Gun-rights advocates turned out in opposition to the proposal.

The public hearing on the amendment, proposed by state Sen. Martha Hennessey, D-Hanover, was held in Representatives Hall in anticipation of a large turnout, but the heavy snow proved a significant deterrent.

Despite the storm, both sides were well-represented in a debate over whether local school boards should have the right to declare gun-free school zones, even though the power to establish gun laws in New Hampshire resides exclusively with the Legislature.

The question already has been on lawmakers’ docket as HB 1749, a bill sponsored by Rep. J.R. Hoell, R-Dunbarton, that would specifically prohibit school boards and municipalities from imposing firearms restrictions.

That bill was prompted by decisions in two communities: Milford, where selectmen have banned target shooting on town land, and Lebanon, where the school board has voted to ban firearms on school property and at school events on any property.

The House voted 239-71 on Feb. 8 to send that bill to interim study.

The school shooting in Parkland, Fla., happened on Feb. 14.

Soon after the shooting, in which 17 people were killed, Hennessey, whose district includes Lebanon, introduced her proposal to empower school boards to declare gun-free zones.

“This amendment brings local control to New Hampshire cities and towns,” she said. “It allows school boards to decide how best to keep their schools safe. It does not take guns away from law-abiding citizens.”

Hoell testified that the amendment, if signed into law, would prohibit gun-owning parents from protecting their own children. “I can’t think of anything more intrusive in government than one that bans people from protecting their own children,” he said. “Our best shot is allowing people who are law-abiding citizens to protect them.”

Members of Gun Owners of New Hampshire testified, including board member Joe Hannon, who urged the Senate Education Committee to reject Hennessey’s amendment.

“This amendment would abdicate the authority of the Legislature to a handful of people in each locality who will determine if individuals are allowed to defend themselves or not,” he said.
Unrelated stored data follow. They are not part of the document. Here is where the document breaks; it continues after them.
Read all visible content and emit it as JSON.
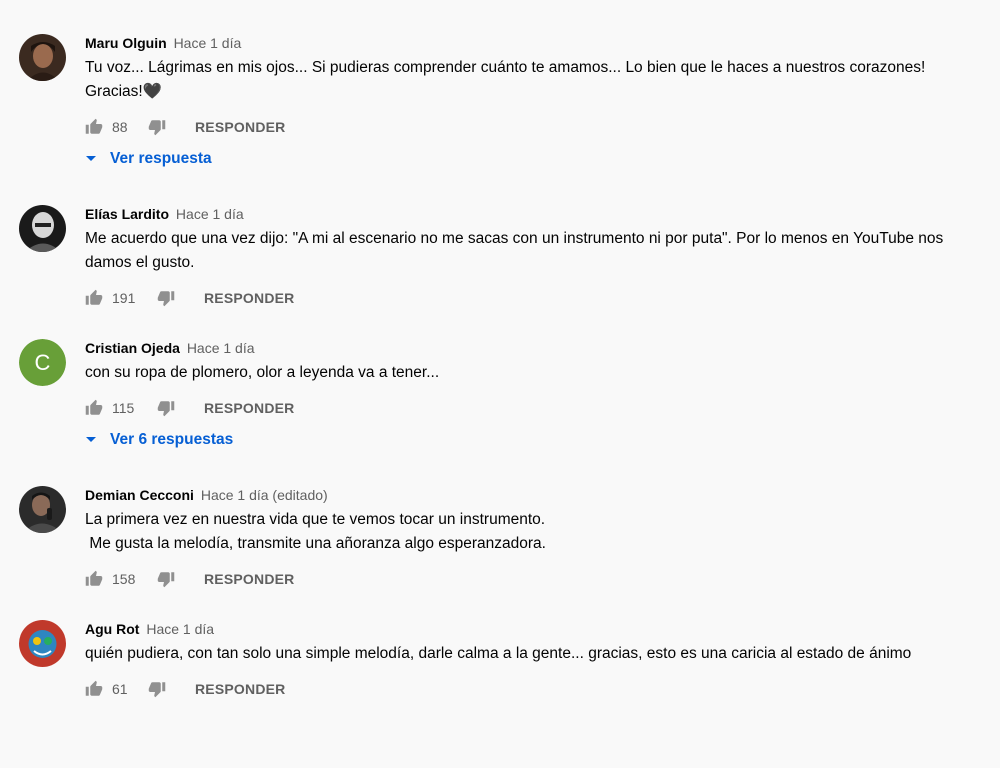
{
  "reply_label": "RESPONDER",
  "accent": "#065fd4",
  "comments": [
    {
      "author": "Maru Olguin",
      "time": "Hace 1 día",
      "text": "Tu voz... Lágrimas en mis ojos... Si pudieras comprender cuánto te amamos... Lo bien que le haces a nuestros corazones! Gracias!🖤",
      "likes": "88",
      "replies_label": "Ver respuesta"
    },
    {
      "author": "Elías Lardito",
      "time": "Hace 1 día",
      "text": "Me acuerdo que una vez dijo: \"A mi al escenario no me sacas con un instrumento ni por puta\". Por lo menos en YouTube nos damos el gusto.",
      "likes": "191"
    },
    {
      "author": "Cristian Ojeda",
      "time": "Hace 1 día",
      "text": "con su ropa de plomero, olor a leyenda va a tener...",
      "likes": "115",
      "replies_label": "Ver 6 respuestas",
      "avatar_letter": "C",
      "avatar_color": "#689f38"
    },
    {
      "author": "Demian Cecconi",
      "time": "Hace 1 día (editado)",
      "text": "La primera vez en nuestra vida que te vemos tocar un instrumento.\n Me gusta la melodía, transmite una añoranza algo esperanzadora.",
      "likes": "158"
    },
    {
      "author": "Agu Rot",
      "time": "Hace 1 día",
      "text": "quién pudiera, con tan solo una simple melodía, darle calma a la gente... gracias, esto es una caricia al estado de ánimo",
      "likes": "61"
    }
  ]
}
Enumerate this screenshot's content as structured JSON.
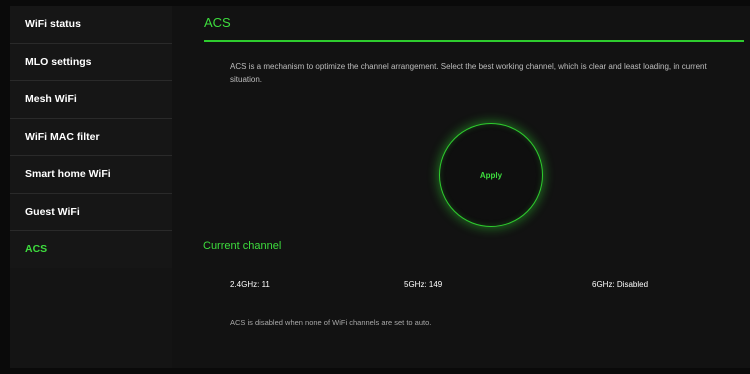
{
  "sidebar": {
    "items": [
      {
        "label": "WiFi status"
      },
      {
        "label": "MLO settings"
      },
      {
        "label": "Mesh WiFi"
      },
      {
        "label": "WiFi MAC filter"
      },
      {
        "label": "Smart home WiFi"
      },
      {
        "label": "Guest WiFi"
      },
      {
        "label": "ACS"
      }
    ],
    "active": "ACS"
  },
  "main": {
    "title": "ACS",
    "description": "ACS is a mechanism to optimize the channel arrangement. Select the best working channel, which is clear and least loading, in current situation.",
    "apply_label": "Apply",
    "current_channel": {
      "heading": "Current channel",
      "band_24": "2.4GHz: 11",
      "band_5": "5GHz: 149",
      "band_6": "6GHz: Disabled"
    },
    "note": "ACS is disabled when none of WiFi channels are set to auto."
  },
  "colors": {
    "accent": "#3ddc3d",
    "background": "#0a0a0a",
    "panel": "#121212"
  }
}
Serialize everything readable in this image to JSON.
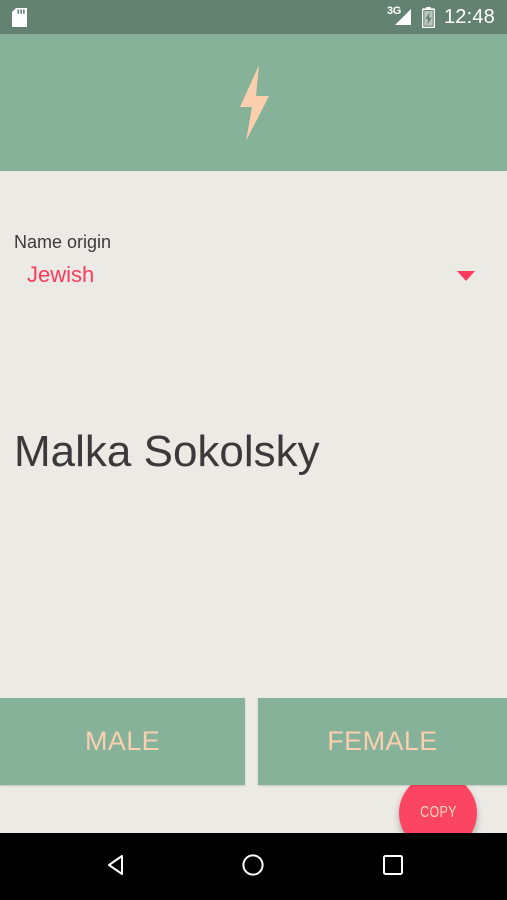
{
  "status_bar": {
    "sd_card_icon": "sd-card-icon",
    "network_label": "3G",
    "signal_icon": "signal-bars-icon",
    "battery_icon": "battery-charging-icon",
    "time": "12:48",
    "background_color": "#648271",
    "foreground_color": "#ffffff"
  },
  "header": {
    "logo_icon": "lightning-bolt-icon",
    "background_color": "#86b29a",
    "logo_color": "#fbcfae"
  },
  "form": {
    "origin_label": "Name origin",
    "origin_value": "Jewish",
    "origin_caret_icon": "chevron-down-icon",
    "accent_color": "#fb3b5c"
  },
  "result": {
    "generated_name": "Malka Sokolsky",
    "text_color": "#3a3a3a"
  },
  "actions": {
    "copy_label": "COPY",
    "copy_background": "#fb4562",
    "copy_text_color": "#fbd9bd",
    "male_label": "MALE",
    "female_label": "FEMALE",
    "gender_background": "#86b29a",
    "gender_text_color": "#fbd0ae"
  },
  "navigation_bar": {
    "back_icon": "back-triangle-icon",
    "home_icon": "home-circle-icon",
    "recents_icon": "recents-square-icon",
    "background_color": "#000000",
    "icon_color": "#ffffff"
  },
  "page": {
    "background_color": "#eceae5"
  }
}
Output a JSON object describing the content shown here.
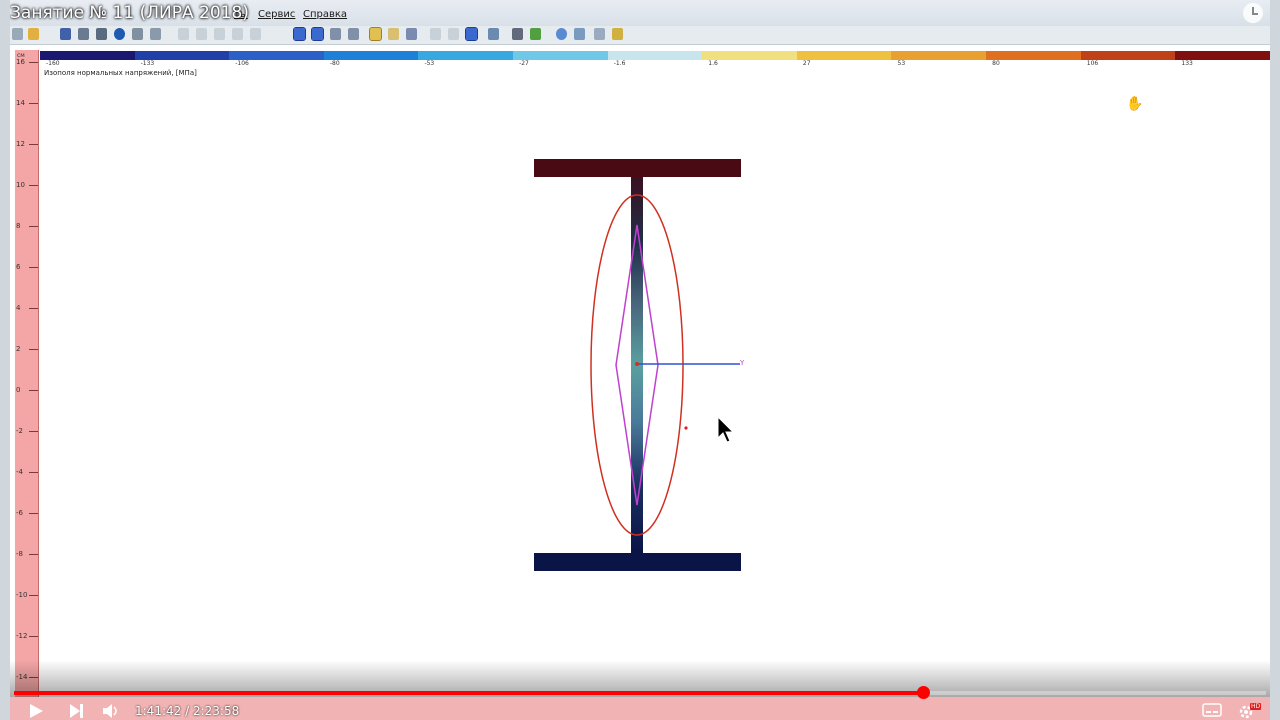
{
  "video": {
    "title": "Занятие № 11 (ЛИРА 2018)",
    "time_current": "1:41:42",
    "time_separator": "/",
    "time_total": "2:23:58",
    "progress_percent": 72.6,
    "hd_badge": "HD"
  },
  "menu": {
    "items": [
      "ты",
      "Сервис",
      "Справка"
    ]
  },
  "legend": {
    "title": "Изополя нормальных напряжений, [МПа]",
    "ticks": [
      "-160",
      "-133",
      "-106",
      "-80",
      "-53",
      "-27",
      "-1.6",
      "1.6",
      "27",
      "53",
      "80",
      "106",
      "133"
    ],
    "colors": [
      "#1a1870",
      "#2040a8",
      "#2a60c8",
      "#1f80d8",
      "#38a8e0",
      "#70c8e8",
      "#c8e4ec",
      "#f0e080",
      "#f0c040",
      "#e8a030",
      "#e07020",
      "#c04018",
      "#801010"
    ]
  },
  "ruler": {
    "unit": "см",
    "labels": [
      "16",
      "14",
      "12",
      "10",
      "8",
      "6",
      "4",
      "2",
      "0",
      "-2",
      "-4",
      "-6",
      "-8",
      "-10",
      "-12",
      "-14"
    ]
  },
  "axis": {
    "y_label": "Y"
  },
  "colors": {
    "top_flange": "#4a0a14",
    "bottom_flange": "#0a1446",
    "web": "#12203c",
    "ellipse": "#d03020",
    "diamond": "#c040d0",
    "axis_line": "#3050d0",
    "progress": "#ff0000"
  }
}
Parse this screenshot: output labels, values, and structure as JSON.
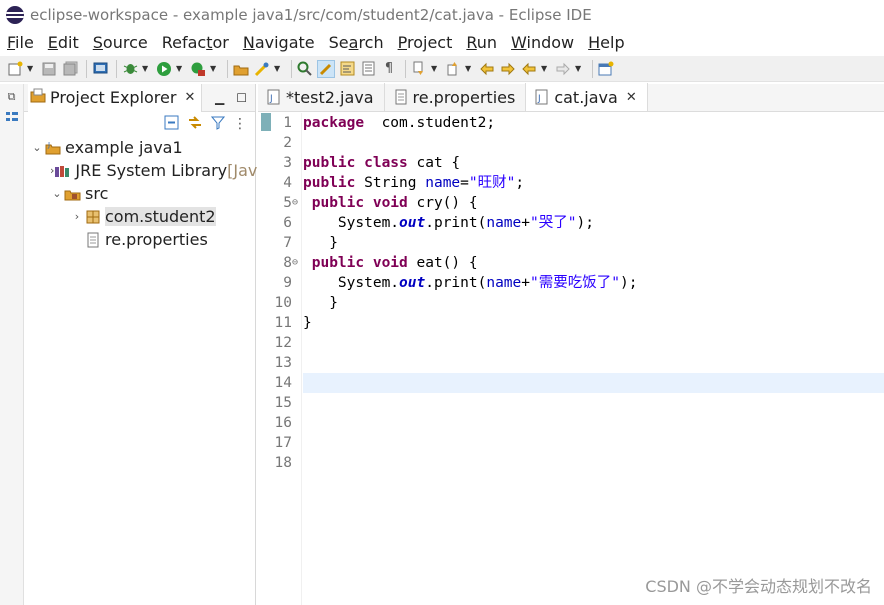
{
  "window": {
    "title": "eclipse-workspace - example java1/src/com/student2/cat.java - Eclipse IDE"
  },
  "menu": [
    {
      "u": "F",
      "rest": "ile"
    },
    {
      "u": "E",
      "rest": "dit"
    },
    {
      "u": "S",
      "rest": "ource"
    },
    {
      "pre": "Refac",
      "u": "t",
      "rest": "or"
    },
    {
      "u": "N",
      "rest": "avigate"
    },
    {
      "pre": "Se",
      "u": "a",
      "rest": "rch"
    },
    {
      "u": "P",
      "rest": "roject"
    },
    {
      "u": "R",
      "rest": "un"
    },
    {
      "u": "W",
      "rest": "indow"
    },
    {
      "u": "H",
      "rest": "elp"
    }
  ],
  "explorer": {
    "tab_label": "Project Explorer",
    "tree": [
      {
        "label": "example java1",
        "extra": "",
        "depth": 0,
        "arrow": "⌄",
        "icon": "project-icon"
      },
      {
        "label": "JRE System Library",
        "extra": " [Java",
        "depth": 1,
        "arrow": "›",
        "icon": "library-icon"
      },
      {
        "label": "src",
        "extra": "",
        "depth": 1,
        "arrow": "⌄",
        "icon": "source-folder-icon"
      },
      {
        "label": "com.student2",
        "extra": "",
        "depth": 2,
        "arrow": "›",
        "icon": "package-icon",
        "selected": true
      },
      {
        "label": "re.properties",
        "extra": "",
        "depth": 2,
        "arrow": "",
        "icon": "file-icon"
      }
    ]
  },
  "editor": {
    "tabs": [
      {
        "label": "*test2.java",
        "icon": "java-file-icon",
        "active": false,
        "closable": false
      },
      {
        "label": "re.properties",
        "icon": "properties-file-icon",
        "active": false,
        "closable": false
      },
      {
        "label": "cat.java",
        "icon": "java-file-icon",
        "active": true,
        "closable": true
      }
    ],
    "current_line": 14,
    "lines": [
      {
        "n": "1",
        "fold": "",
        "tokens": [
          [
            "kw",
            "package"
          ],
          [
            "",
            "  com.student2;"
          ]
        ]
      },
      {
        "n": "2",
        "fold": "",
        "tokens": []
      },
      {
        "n": "3",
        "fold": "",
        "tokens": [
          [
            "kw",
            "public class"
          ],
          [
            "",
            " cat {"
          ]
        ]
      },
      {
        "n": "4",
        "fold": "",
        "tokens": [
          [
            "kw",
            "public"
          ],
          [
            "",
            " String "
          ],
          [
            "fld",
            "name"
          ],
          [
            "",
            "="
          ],
          [
            "str",
            "\"旺财\""
          ],
          [
            "",
            ";"
          ]
        ]
      },
      {
        "n": "5",
        "fold": "⊖",
        "tokens": [
          [
            "",
            " "
          ],
          [
            "kw",
            "public void"
          ],
          [
            "",
            " cry() {"
          ]
        ]
      },
      {
        "n": "6",
        "fold": "",
        "tokens": [
          [
            "",
            "    System."
          ],
          [
            "sfld",
            "out"
          ],
          [
            "",
            ".print("
          ],
          [
            "fld",
            "name"
          ],
          [
            "",
            "+"
          ],
          [
            "str",
            "\"哭了\""
          ],
          [
            "",
            ");"
          ]
        ]
      },
      {
        "n": "7",
        "fold": "",
        "tokens": [
          [
            "",
            "   }"
          ]
        ]
      },
      {
        "n": "8",
        "fold": "⊖",
        "tokens": [
          [
            "",
            " "
          ],
          [
            "kw",
            "public void"
          ],
          [
            "",
            " eat() {"
          ]
        ]
      },
      {
        "n": "9",
        "fold": "",
        "tokens": [
          [
            "",
            "    System."
          ],
          [
            "sfld",
            "out"
          ],
          [
            "",
            ".print("
          ],
          [
            "fld",
            "name"
          ],
          [
            "",
            "+"
          ],
          [
            "str",
            "\"需要吃饭了\""
          ],
          [
            "",
            ");"
          ]
        ]
      },
      {
        "n": "10",
        "fold": "",
        "tokens": [
          [
            "",
            "   }"
          ]
        ]
      },
      {
        "n": "11",
        "fold": "",
        "tokens": [
          [
            "",
            "}"
          ]
        ]
      },
      {
        "n": "12",
        "fold": "",
        "tokens": []
      },
      {
        "n": "13",
        "fold": "",
        "tokens": []
      },
      {
        "n": "14",
        "fold": "",
        "tokens": []
      },
      {
        "n": "15",
        "fold": "",
        "tokens": []
      },
      {
        "n": "16",
        "fold": "",
        "tokens": []
      },
      {
        "n": "17",
        "fold": "",
        "tokens": []
      },
      {
        "n": "18",
        "fold": "",
        "tokens": []
      }
    ]
  },
  "watermark": "CSDN @不学会动态规划不改名",
  "colors": {
    "keyword": "#7f0055",
    "string": "#2a00ff",
    "field": "#0000c0",
    "current_line": "#e8f2fe"
  }
}
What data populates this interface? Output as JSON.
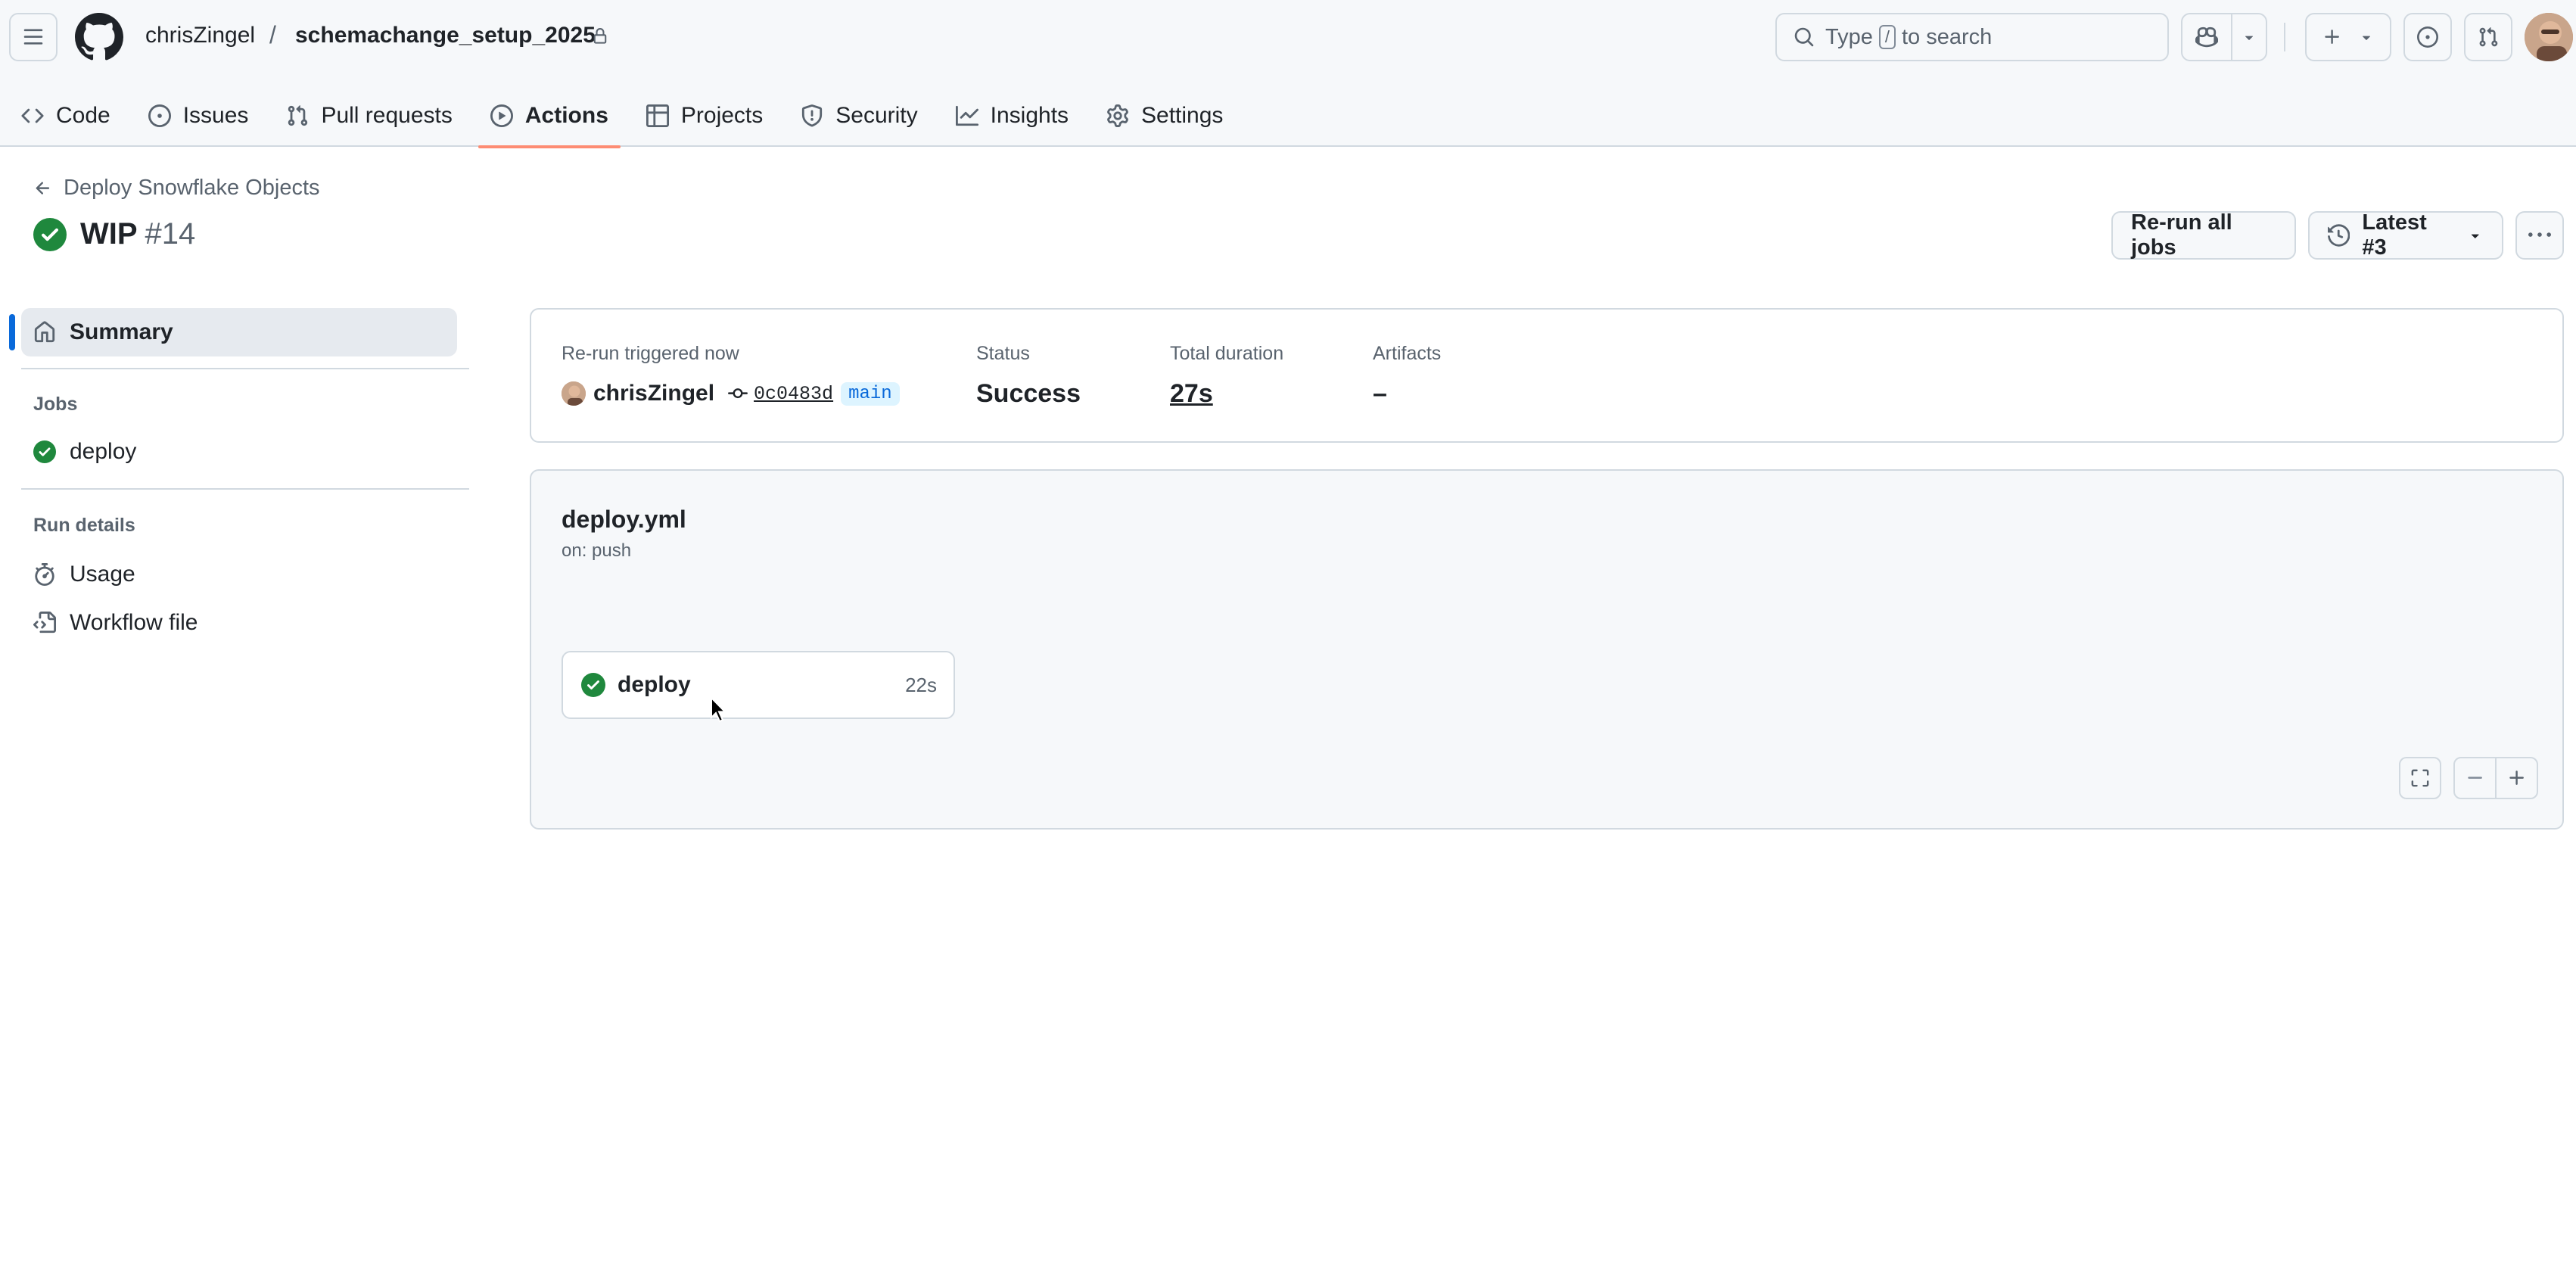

“Their lives will be in the hands of a small number of elected officials who will infringe on their rights. This will be like putting up a sign that says, ‘We have defenseless people here and it’s a good place for a bad person to do evil.’”

High-school students from Concord and Hopkinton said they and their classmates feel safer in gun-free school zones.

“Gun violence has been a central part of my generation’s life,” said Concord High senior Jonathan Weinberg, who is helping to organize Concord High’s participation in a National School Walkout, scheduled to begin at 10 a.m. today at schools across the country.

“Letting people carry guns onto campuses will only make that worse,” he said. “Doing so puts us students and our teachers and administrators in real danger ... Educators have the right to deny these people entrance to their campuses if they feel they are a threat.”

According to the New Hampshire Sunday News, students across the state will be participating in the walkout. As Jonathan Weinberg, part of a new statewide coalition of students focusing on social justice issues told a Sunday News reporter, “It comes down to a single idea of compassion and respect for one’s neighbor and caring for other people.”

At Tuesday’s Concord hearing, Jennifer White, a Hopkinton student, said she and her classmates have grown up with a fear of getting shot at school.

“We go to school to learn, not to fear for our lives,” she said. “When we sit in class, we should be working, not taking note of all the possible exits or staring at the closet, wondering how many of us would be able to squeeze inside of it if a shooter enters the building.”

Hennessy filed the amendment to SB 357. The underlying bill requires school employees to report crimes that would prevent a person from being hired as a teacher, and permits school superintendents to grant certain exceptions to the prohibition on locating syringe service programs in a drug-free zone.

Senate Education Committee Chairman John Reagan, R-Deerfield, said the committee has received hundreds of pages of written testimony, all of which will be considered before the committee vote, expected today.